Tentu saja, bagi yang mampu dan terpenuhinya kesejahteraan tidak mengapa, lalu bagaimana dengan yang tidak ? Dia harus berhutang, kemudian bekerja mencari tambahan hanya sekedar untuk bisa pulang kampung. Situasi seperti ini kemudian memancing fenomena sosial masyarakat lainnya.
Coba tengok setiap sudut jalan, berapa banyak saudara kita yang mengemis dengan beragam cara, menempati ruang dan waktu di sudut kota.
Kemudian, meningkatnya jumlah tindakan kriminal yang dilatarbelakangi emosional sesaat demi kebutuhan lebaran dan banyaknya orang yang tidak sanggup memikul beban ekonomi, alias stres. Lalu apa yang terjadi ? Apakah akan timbul pula hukum sebab akibat, yang kuat dialah yang survive, who knows ?
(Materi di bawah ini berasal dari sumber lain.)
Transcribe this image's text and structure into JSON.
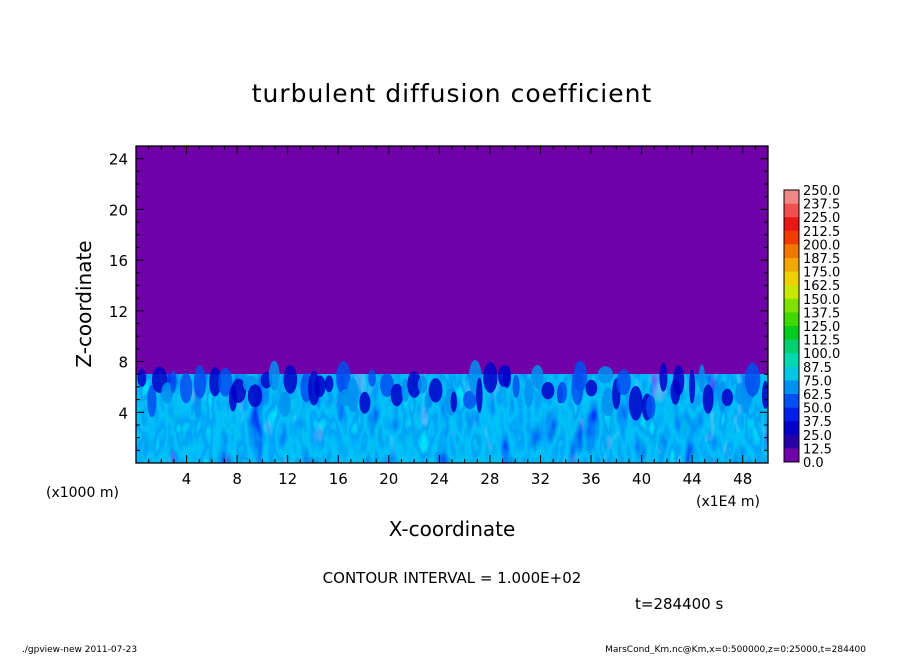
{
  "chart_data": {
    "type": "heatmap",
    "title": "turbulent diffusion coefficient",
    "xlabel": "X-coordinate",
    "ylabel": "Z-coordinate",
    "x_unit": "(x1E4 m)",
    "y_unit": "(x1000 m)",
    "xlim": [
      0,
      50
    ],
    "ylim": [
      0,
      25
    ],
    "x_ticks": [
      4,
      8,
      12,
      16,
      20,
      24,
      28,
      32,
      36,
      40,
      44,
      48
    ],
    "y_ticks": [
      4,
      8,
      12,
      16,
      20,
      24
    ],
    "turbulent_layer_top_approx": 7,
    "colorbar": {
      "min": 0.0,
      "max": 250.0,
      "labels": [
        "250.0",
        "237.5",
        "225.0",
        "212.5",
        "200.0",
        "187.5",
        "175.0",
        "162.5",
        "150.0",
        "137.5",
        "125.0",
        "112.5",
        "100.0",
        "87.5",
        "75.0",
        "62.5",
        "50.0",
        "37.5",
        "25.0",
        "12.5",
        "0.0"
      ],
      "colors": [
        "#f08888",
        "#f05050",
        "#e81818",
        "#f03c00",
        "#f07800",
        "#f0a800",
        "#f0d000",
        "#c8e800",
        "#80e000",
        "#40d800",
        "#00cc20",
        "#00d070",
        "#00d8b0",
        "#00c8e0",
        "#0090f0",
        "#0050f0",
        "#0020e8",
        "#0000c8",
        "#2800a8",
        "#7000a8"
      ]
    },
    "contour_interval": "CONTOUR INTERVAL = 1.000E+02",
    "time_label": "t=284400 s",
    "colors": {
      "background": "#7000a8",
      "turbulence_dark": "#0000c8",
      "turbulence_mid": "#0050f0",
      "turbulence_light": "#0090f0"
    }
  },
  "footer": {
    "left": "./gpview-new   2011-07-23",
    "right": "MarsCond_Km.nc@Km,x=0:500000,z=0:25000,t=284400"
  }
}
Menghadapi situasi seperti ini, pemerintahpun tak kalah sigap. Jauh-jauh hari mengumumkan stok persedian barang menjelang lebaran cukup dan aman. Tiket pemberangkatan untuk mudik dan kepulangan pemudik sudah disediakan dalam jumlah besar seperti kereta api dan pesawat. Untuk bus, lain lagi. Penaikan tiket bus sementara masih malu-malu untuk menaikkan.
Contoh kecinya saja, untuk bisa menggunakan jasa bus yang mengantar pemudik hingga tempat tujuan, dibeberapa terminal bersedia menerima pembayaran dengan menggunakan sistem down payment dan tidak mau cash. Tetapi anehnya, harga tiket sudah diberitahu dengan bahasa lisan akan naik. Penaikkannya, untuk tujuan wilayah Jawa Tengah saja hampir mencapai 200 %. Saat dikonfirmasi kepada petugas, mereka hanya menjawab menunggu dari kantor.
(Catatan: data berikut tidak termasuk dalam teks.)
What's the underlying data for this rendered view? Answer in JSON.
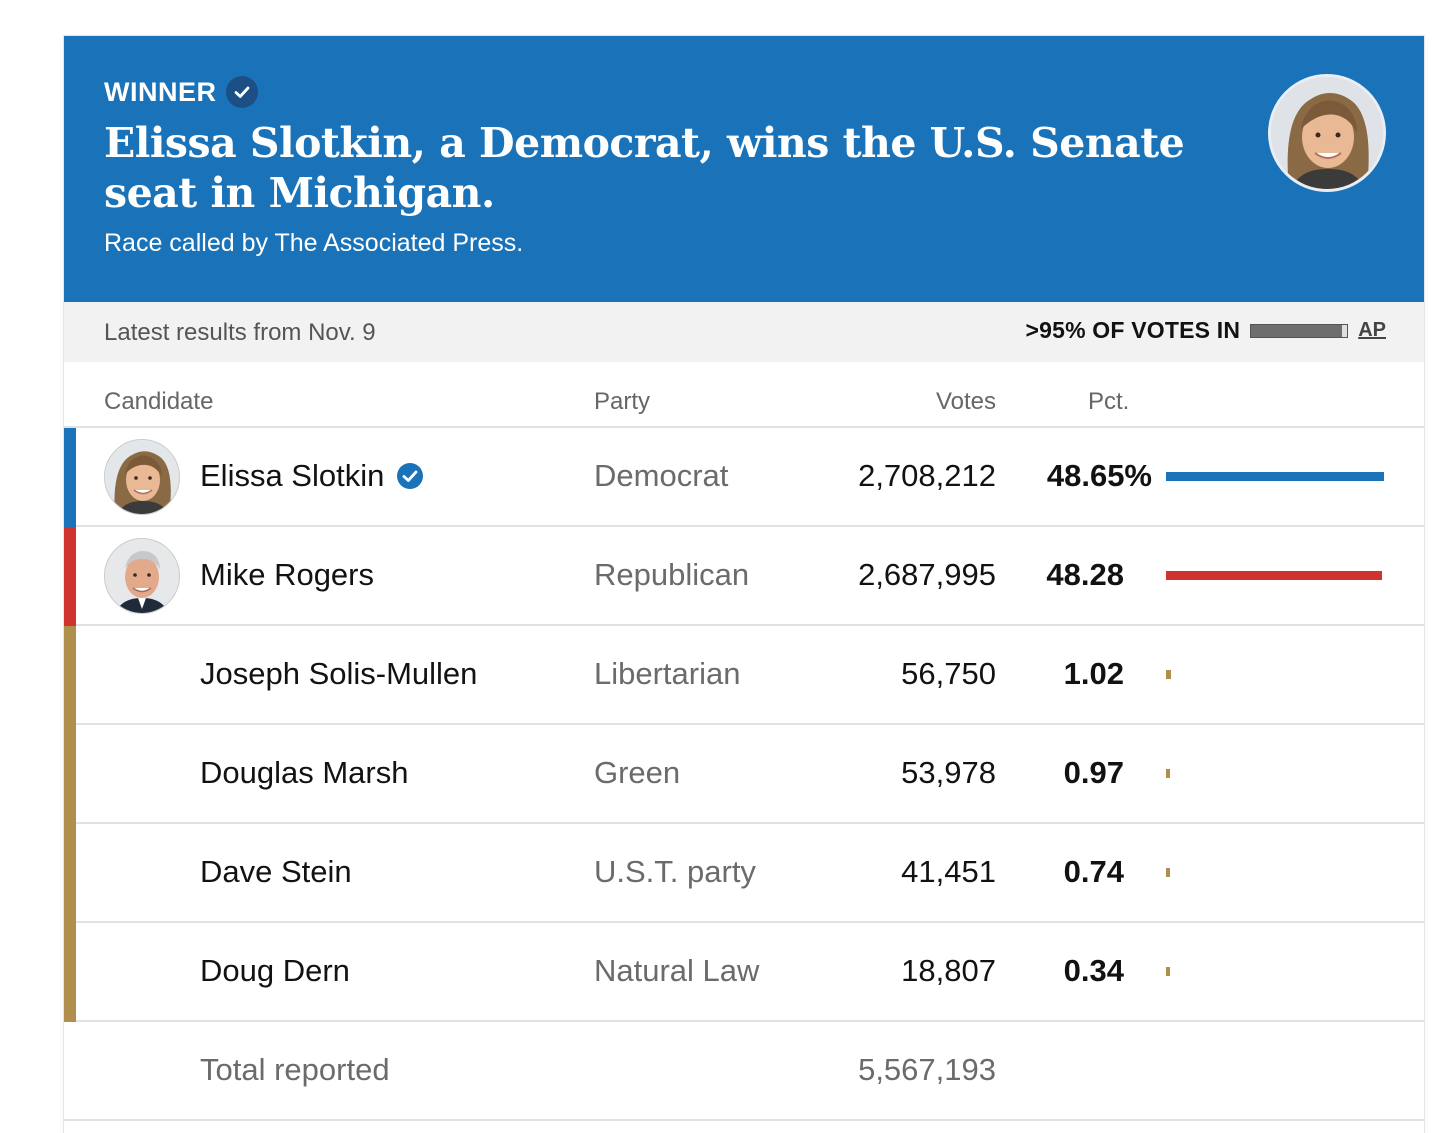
{
  "banner": {
    "winner_label": "WINNER",
    "headline": "Elissa Slotkin, a Democrat, wins the U.S. Senate seat in Michigan.",
    "called_by": "Race called by The Associated Press.",
    "background_color": "#1a73b8",
    "photo_icon": "candidate-photo"
  },
  "status": {
    "latest_results": "Latest results from Nov. 9",
    "votes_in": ">95% OF VOTES IN",
    "votes_in_fraction": 0.95,
    "source": "AP"
  },
  "columns": {
    "candidate": "Candidate",
    "party": "Party",
    "votes": "Votes",
    "pct": "Pct."
  },
  "candidates": [
    {
      "name": "Elissa Slotkin",
      "party": "Democrat",
      "votes": "2,708,212",
      "pct": "48.65%",
      "pct_value": 48.65,
      "color": "#1a73b8",
      "winner": true,
      "photo": true
    },
    {
      "name": "Mike Rogers",
      "party": "Republican",
      "votes": "2,687,995",
      "pct": "48.28",
      "pct_value": 48.28,
      "color": "#d0322d",
      "winner": false,
      "photo": true
    },
    {
      "name": "Joseph Solis-Mullen",
      "party": "Libertarian",
      "votes": "56,750",
      "pct": "1.02",
      "pct_value": 1.02,
      "color": "#b08e4b",
      "winner": false,
      "photo": false
    },
    {
      "name": "Douglas Marsh",
      "party": "Green",
      "votes": "53,978",
      "pct": "0.97",
      "pct_value": 0.97,
      "color": "#b08e4b",
      "winner": false,
      "photo": false
    },
    {
      "name": "Dave Stein",
      "party": "U.S.T. party",
      "votes": "41,451",
      "pct": "0.74",
      "pct_value": 0.74,
      "color": "#b08e4b",
      "winner": false,
      "photo": false
    },
    {
      "name": "Doug Dern",
      "party": "Natural Law",
      "votes": "18,807",
      "pct": "0.34",
      "pct_value": 0.34,
      "color": "#b08e4b",
      "winner": false,
      "photo": false
    }
  ],
  "total": {
    "label": "Total reported",
    "votes": "5,567,193"
  }
}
Untuk penaikkan tiket, memang diakui pemerintah menetapkan ambang batas atas dan ambang batas bawah. Tujuannya adalah untuk harga kewajaran dari operasional dan keuntungan pengusaha pengangkutan. Namun demikian, tidak jarang ditemukan kasus penyimpangan aturan yang ditetapkan oleh pemerintah, dan lagi-lagi, masyarakat yang dibebankan.
Meski demikian, regulasi ya regulasi, aturan harus ditegakkan. Untuk yang satu ini, publik yakin, pemerintah tidak mau berkompromi dan menindak tegas oknum yang merugikan masyarakat. Kita percaya, pemerintah bisa melakukannya dan berbuat yang terbaik bagi masyarakat. Kita sepakat, siapaun juga tidak akan mentolerir perbuatan melawan hukum, apapun itu, meski dengan alasan menutup pembiayaan operasional usaha pengangkutan. Termasuk, penaikan harga barang dan mungkin juga kelangkaan barang. Terhadap ini semua, pemerintah sudah tahu langkah apa yang harus diperbuat. Jangan sampai momen lebaran yang suci menjadi tercoreng oleh ulah segelintir oknum yang tidak bertanggung jawab.